Mais n’allez pas croire que les femmes qui procréent à un (trop) jeune âge ont la cote. Si la société traite les femmes 30+ sans enfants d’égoïstes, on pourrait penser qu’elle regarderait d’un oeil bienveillant un autre phénomène en augmentation : les grossesses chez les adolescentes. Mais non. Pour la plupart des gens, les "filles mères" restent des irresponsables, des filles faciles, voire des traînées. Encore une fois des préjugés. Bien que le phénomène reste souvent qualifié de fléau social (dans la classe ouvrière évidemment) et de preuve d’échec de l’éducation sexuelle, une nouvelle réalité semble émerger. Celle d’un choix conscient et assumé chez ces filles : de devenir mère, de créer un foyer, de prendre son destin et celui de son enfant en main, avec ou sans l’aide du père. Pas facile, c’est clair, mais pour beaucoup d’entre elles c’est loin d’être la catastrophe qu’on suppose, comme en témoigne un ensemble d’ [1]. Un reportage récent dans le Nieuwsblad (janvier 2010) vient l’illustrer. Pour les trois jeunes femmes interviewées, cet événement dans leur vie avait semblé plutôt bénéfique : épanouissement, responsabilisation, nouvelle motivation d’études, le bonheur d’avoir quelque chose pour laquelle elles veulent se battre. Autrement dit : elles étudient, ne passent pas de nuits blanches dans les bars à draguer, à se saouler et à fumer. Peut-on désirer une jeunesse plus recommandable ? Il faut dire que l’école que fréquentaient les trois filles gérait la situation d’une façon exemplaire : elle organisait une crèche pendant les cours, prévoyait un suivi social... Loin d’être des parentes isolées et désemparées, les filles trouvaient aussi un superbe soutien entre elles.
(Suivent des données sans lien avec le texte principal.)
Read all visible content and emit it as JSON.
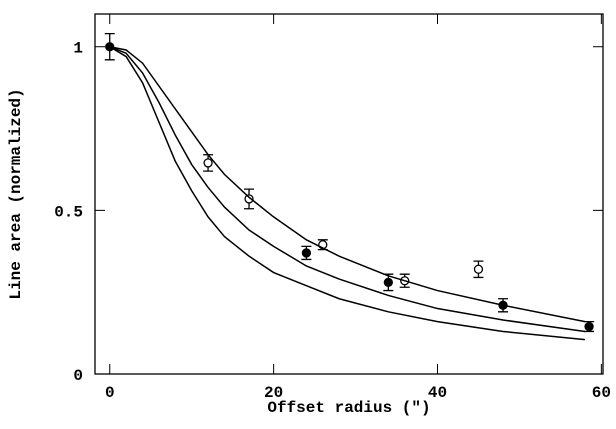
{
  "chart_data": {
    "type": "scatter",
    "xlabel": "Offset radius (″)",
    "ylabel": "Line area (normalized)",
    "xlim": [
      -1.8,
      60.2
    ],
    "ylim": [
      0,
      1.1
    ],
    "xticks": [
      0,
      20,
      40,
      60
    ],
    "yticks": [
      0,
      0.5,
      1
    ],
    "series": [
      {
        "style": "filled",
        "color": "#000000",
        "x": [
          0,
          24,
          34,
          48,
          58.5
        ],
        "values": [
          1.0,
          0.37,
          0.28,
          0.21,
          0.145
        ],
        "errors": [
          0.04,
          0.02,
          0.025,
          0.02,
          0.015
        ]
      },
      {
        "style": "open",
        "color": "#000000",
        "x": [
          12,
          17,
          26,
          36,
          45
        ],
        "values": [
          0.645,
          0.535,
          0.395,
          0.285,
          0.32
        ],
        "errors": [
          0.025,
          0.03,
          0.015,
          0.02,
          0.025
        ]
      },
      {
        "style": "line",
        "color": "#000000",
        "x": [
          0,
          2,
          4,
          6,
          8,
          10,
          12,
          14,
          17,
          20,
          24,
          28,
          34,
          40,
          48,
          58
        ],
        "values": [
          1,
          0.99,
          0.95,
          0.88,
          0.81,
          0.74,
          0.67,
          0.61,
          0.54,
          0.48,
          0.41,
          0.36,
          0.3,
          0.255,
          0.21,
          0.16
        ]
      },
      {
        "style": "line",
        "color": "#000000",
        "x": [
          0,
          2,
          4,
          6,
          8,
          10,
          12,
          14,
          17,
          20,
          24,
          28,
          34,
          40,
          48,
          58
        ],
        "values": [
          1,
          0.98,
          0.92,
          0.83,
          0.73,
          0.64,
          0.57,
          0.51,
          0.44,
          0.39,
          0.33,
          0.29,
          0.24,
          0.2,
          0.165,
          0.13
        ]
      },
      {
        "style": "line",
        "color": "#000000",
        "x": [
          0,
          2,
          4,
          6,
          8,
          10,
          12,
          14,
          17,
          20,
          24,
          28,
          34,
          40,
          48,
          58
        ],
        "values": [
          1,
          0.97,
          0.89,
          0.77,
          0.65,
          0.56,
          0.48,
          0.42,
          0.36,
          0.31,
          0.27,
          0.23,
          0.19,
          0.16,
          0.13,
          0.105
        ]
      }
    ]
  }
}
Des solutions existent donc, pour autant que la société y mette du sien, et qu’on veuille bien regarder au-delà de la fausse panacée du "père subvenant aux besoins de la famille". Et qui sait, le pères aussi pourraient y trouver leur compte, et gagner plus de liberté pour passer du "vrai" temps avec leurs enfants.
[1] 1. Teenage Parenthood : what’s the problem ? Claire Alexander, Simon Duncan and Rosalind Edwards (eds) The Tufnell Press (2010)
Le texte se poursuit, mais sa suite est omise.